AI is becoming an integral part of decision-making for many different business functions – from finance to manufacturing to sales. Here’s a look at a few areas where it’s gaining influence.
Chatbot conversations and decisions
By some estimates, intelligent chatbots can already answer 80% of routine customer questions. This reduces costs while improving customer experience. Instead of waiting on hold or navigating through phone menus, customers can instantly get answers from a virtual agent that is far more engaging and knowledgeable than past generations of chatbots.
“Chatbots can come to your rescue with an answer derived from a knowledge base and know what type of tone to use when responding,” says Ramakrishnan.
Companies are now moving toward AI-powered decision-making in customer service—tapping into voice and sentiment analysis to automate complex processes such as recognizing customer intent and taking a recommended action to resolve it.
Sales optimization
In sales, AI can provide account reps with the information they need to close deals. An AI system can gather data from customer relationship management software, social media profiles, email interactions, and purchase histories to identify the candidates most likely to convert.
It can also factor in data specific to a sales prospect, such as whether the person has downloaded a resource or engaged with a particular email message. AI can then guide sales reps to follow up on the most promising prospects.
“It can even feed into the sales narrative, prompting the rep to ask the right questions or use offers that have a higher propensity to appeal to a particular customer,” Ramakrishnan says.
Outcomes are fed back into machine learning models to improve prediction accuracy continually.
Dynamic pricing
Airlines, ride-sharing services, and online retailers have long used dynamic pricing to adjust to changing market conditions. Utilities are an advanced use case: Power companies use sophisticated algorithms to set prices dynamically according to the volume of electricity generated by renewable energy sources and demand at different times of the day.
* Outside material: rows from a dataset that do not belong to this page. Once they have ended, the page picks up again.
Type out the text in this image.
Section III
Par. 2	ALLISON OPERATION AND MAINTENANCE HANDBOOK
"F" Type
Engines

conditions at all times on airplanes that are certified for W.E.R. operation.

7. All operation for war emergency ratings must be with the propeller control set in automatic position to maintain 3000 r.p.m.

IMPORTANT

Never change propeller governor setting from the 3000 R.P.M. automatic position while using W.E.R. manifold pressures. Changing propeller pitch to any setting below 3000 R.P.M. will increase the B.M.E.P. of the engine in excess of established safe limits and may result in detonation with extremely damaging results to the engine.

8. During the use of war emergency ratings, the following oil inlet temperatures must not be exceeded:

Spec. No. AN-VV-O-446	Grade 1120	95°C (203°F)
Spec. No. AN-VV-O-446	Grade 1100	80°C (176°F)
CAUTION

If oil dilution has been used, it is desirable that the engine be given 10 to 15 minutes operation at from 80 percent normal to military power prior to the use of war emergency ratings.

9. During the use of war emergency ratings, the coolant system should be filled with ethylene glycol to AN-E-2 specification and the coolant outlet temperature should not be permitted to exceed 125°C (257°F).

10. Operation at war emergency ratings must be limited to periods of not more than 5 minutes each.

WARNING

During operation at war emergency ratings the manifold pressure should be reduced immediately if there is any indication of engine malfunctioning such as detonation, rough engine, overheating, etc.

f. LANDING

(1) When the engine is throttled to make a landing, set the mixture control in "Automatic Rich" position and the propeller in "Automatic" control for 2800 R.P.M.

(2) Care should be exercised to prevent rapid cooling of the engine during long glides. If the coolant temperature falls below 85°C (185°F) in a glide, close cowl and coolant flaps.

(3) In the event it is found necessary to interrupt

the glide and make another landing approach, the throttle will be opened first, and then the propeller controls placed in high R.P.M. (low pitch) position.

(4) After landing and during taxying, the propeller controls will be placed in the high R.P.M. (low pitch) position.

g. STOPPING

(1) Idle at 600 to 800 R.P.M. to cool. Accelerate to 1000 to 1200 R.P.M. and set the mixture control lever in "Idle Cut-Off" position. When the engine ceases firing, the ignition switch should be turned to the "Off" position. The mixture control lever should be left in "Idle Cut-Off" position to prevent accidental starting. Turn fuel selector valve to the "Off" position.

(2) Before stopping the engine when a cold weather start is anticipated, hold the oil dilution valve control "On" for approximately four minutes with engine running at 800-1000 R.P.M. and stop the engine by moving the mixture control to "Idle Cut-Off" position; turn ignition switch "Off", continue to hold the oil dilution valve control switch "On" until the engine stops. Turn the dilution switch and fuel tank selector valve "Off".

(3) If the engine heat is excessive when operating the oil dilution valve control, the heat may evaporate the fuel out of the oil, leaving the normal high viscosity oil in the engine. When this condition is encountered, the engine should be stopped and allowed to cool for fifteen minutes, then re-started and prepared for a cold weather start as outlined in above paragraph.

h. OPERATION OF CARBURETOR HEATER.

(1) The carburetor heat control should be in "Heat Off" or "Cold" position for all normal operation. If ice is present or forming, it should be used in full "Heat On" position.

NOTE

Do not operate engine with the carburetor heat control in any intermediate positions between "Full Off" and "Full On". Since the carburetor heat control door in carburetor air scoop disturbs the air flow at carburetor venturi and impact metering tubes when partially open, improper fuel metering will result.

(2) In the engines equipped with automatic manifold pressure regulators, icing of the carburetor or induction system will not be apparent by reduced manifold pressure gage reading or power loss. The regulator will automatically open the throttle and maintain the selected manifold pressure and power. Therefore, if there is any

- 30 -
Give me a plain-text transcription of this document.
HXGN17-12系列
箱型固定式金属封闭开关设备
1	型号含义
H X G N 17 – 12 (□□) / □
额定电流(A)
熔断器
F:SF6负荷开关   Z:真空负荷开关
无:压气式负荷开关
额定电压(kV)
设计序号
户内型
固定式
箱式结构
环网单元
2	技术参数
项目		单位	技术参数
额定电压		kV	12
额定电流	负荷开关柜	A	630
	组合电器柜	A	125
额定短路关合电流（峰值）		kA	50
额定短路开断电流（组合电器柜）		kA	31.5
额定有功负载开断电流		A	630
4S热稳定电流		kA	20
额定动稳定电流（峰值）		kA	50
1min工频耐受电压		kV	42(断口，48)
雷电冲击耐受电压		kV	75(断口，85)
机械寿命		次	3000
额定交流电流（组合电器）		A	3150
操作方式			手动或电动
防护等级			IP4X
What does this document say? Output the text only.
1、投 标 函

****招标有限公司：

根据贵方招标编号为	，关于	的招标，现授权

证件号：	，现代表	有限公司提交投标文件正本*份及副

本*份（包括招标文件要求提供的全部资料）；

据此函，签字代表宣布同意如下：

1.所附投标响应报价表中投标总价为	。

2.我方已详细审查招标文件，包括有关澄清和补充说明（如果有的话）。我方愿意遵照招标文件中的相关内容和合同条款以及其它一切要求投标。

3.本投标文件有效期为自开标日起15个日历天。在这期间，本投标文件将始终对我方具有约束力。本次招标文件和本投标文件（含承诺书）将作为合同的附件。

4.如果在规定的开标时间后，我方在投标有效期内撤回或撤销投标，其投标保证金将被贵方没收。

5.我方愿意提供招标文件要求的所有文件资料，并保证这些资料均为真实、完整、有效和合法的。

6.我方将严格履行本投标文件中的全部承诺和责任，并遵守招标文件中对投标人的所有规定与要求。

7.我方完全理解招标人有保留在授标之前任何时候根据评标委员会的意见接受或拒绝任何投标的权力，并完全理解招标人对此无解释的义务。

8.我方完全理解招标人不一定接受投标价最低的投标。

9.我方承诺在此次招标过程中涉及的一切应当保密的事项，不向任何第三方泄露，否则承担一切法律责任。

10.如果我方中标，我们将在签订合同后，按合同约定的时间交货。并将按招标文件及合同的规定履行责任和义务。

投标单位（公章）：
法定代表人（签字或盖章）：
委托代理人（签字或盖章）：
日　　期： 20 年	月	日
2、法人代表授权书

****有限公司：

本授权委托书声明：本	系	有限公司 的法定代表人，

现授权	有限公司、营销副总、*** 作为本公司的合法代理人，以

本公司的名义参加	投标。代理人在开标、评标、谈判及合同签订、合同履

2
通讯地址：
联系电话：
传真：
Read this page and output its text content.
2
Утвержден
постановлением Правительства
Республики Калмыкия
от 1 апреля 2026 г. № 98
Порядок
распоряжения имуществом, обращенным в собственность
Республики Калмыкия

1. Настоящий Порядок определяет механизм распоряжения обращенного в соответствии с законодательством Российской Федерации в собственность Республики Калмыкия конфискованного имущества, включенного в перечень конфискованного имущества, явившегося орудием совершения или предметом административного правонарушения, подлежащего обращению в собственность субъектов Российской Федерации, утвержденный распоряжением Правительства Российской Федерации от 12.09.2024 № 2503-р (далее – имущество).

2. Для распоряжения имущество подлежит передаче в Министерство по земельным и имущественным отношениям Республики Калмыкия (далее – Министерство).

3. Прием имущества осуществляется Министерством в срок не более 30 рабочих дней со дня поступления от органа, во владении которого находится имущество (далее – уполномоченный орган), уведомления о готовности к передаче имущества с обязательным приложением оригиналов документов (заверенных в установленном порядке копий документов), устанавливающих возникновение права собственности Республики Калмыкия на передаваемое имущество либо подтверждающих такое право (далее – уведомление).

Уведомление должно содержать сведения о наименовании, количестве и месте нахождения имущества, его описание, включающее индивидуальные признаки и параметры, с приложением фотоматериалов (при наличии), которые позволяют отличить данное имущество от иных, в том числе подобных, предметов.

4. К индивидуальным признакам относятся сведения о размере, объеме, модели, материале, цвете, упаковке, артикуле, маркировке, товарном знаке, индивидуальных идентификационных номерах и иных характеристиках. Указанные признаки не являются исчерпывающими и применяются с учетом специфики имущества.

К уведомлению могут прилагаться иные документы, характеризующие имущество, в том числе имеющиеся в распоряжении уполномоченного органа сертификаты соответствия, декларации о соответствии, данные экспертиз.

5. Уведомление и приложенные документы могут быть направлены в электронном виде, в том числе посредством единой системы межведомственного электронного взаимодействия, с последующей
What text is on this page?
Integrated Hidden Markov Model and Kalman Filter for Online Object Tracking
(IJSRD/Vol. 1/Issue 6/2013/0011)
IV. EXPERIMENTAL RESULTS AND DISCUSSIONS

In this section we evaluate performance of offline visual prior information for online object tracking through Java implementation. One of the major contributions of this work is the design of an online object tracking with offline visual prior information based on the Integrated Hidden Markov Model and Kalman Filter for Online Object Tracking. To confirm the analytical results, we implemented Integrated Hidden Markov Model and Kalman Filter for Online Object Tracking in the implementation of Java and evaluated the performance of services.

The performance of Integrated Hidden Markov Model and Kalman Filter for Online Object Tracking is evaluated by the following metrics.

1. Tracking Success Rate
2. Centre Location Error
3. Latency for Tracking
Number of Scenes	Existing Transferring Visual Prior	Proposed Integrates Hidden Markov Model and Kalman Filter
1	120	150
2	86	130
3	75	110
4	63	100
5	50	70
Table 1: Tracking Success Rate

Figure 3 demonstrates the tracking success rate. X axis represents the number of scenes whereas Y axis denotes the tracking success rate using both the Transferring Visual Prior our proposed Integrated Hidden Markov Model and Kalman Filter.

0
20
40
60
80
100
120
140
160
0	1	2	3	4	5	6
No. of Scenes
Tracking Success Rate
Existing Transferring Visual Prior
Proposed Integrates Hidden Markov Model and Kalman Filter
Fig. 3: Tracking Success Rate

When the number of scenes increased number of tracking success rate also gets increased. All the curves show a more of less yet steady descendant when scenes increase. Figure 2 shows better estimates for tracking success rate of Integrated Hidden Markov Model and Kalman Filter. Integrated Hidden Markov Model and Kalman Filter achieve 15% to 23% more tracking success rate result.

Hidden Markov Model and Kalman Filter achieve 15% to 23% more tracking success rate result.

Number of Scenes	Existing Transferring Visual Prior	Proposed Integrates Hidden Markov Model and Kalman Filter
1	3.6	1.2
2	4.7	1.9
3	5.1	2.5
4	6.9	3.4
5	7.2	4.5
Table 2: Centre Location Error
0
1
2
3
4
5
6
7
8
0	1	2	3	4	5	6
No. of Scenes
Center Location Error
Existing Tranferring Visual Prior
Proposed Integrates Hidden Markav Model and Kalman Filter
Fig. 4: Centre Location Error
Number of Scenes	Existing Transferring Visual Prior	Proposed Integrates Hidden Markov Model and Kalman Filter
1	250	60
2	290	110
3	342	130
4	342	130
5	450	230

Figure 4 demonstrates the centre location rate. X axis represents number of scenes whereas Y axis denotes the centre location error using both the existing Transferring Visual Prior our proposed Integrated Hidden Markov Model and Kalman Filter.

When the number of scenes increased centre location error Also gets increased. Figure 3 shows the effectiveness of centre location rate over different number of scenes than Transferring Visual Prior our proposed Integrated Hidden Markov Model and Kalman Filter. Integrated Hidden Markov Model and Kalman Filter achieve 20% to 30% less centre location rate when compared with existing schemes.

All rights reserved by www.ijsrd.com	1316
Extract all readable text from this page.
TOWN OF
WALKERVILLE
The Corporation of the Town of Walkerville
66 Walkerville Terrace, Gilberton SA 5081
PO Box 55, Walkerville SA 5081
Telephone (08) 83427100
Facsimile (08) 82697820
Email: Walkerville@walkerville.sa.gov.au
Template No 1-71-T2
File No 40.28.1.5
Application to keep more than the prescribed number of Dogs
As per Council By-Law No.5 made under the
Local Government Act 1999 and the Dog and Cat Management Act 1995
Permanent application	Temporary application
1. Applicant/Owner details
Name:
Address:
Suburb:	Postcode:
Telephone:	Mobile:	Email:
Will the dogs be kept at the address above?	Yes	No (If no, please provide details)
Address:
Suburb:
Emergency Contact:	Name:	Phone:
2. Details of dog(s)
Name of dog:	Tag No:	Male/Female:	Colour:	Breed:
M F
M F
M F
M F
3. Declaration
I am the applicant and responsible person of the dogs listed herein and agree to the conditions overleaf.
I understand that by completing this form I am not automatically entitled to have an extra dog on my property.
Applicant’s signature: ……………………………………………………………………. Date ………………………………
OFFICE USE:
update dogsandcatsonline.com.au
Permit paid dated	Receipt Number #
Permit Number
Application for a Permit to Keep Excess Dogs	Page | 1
AI makes this capability available to any business. For example, a retailer could adjust prices on its website based on the visitor’s identity, inventory levels, and competitor prices. Hotels could dynamically adjust room rates based on traffic forecasts, weather conditions, and events in the area.
Supply chain logistics
Optimizing supply chains is a daunting task because of the number of variables involved. AI can help every step of the way. AI-generated “digital twins,” or virtual representations of physical assets or systems, can replicate live scenarios and predict breakdowns.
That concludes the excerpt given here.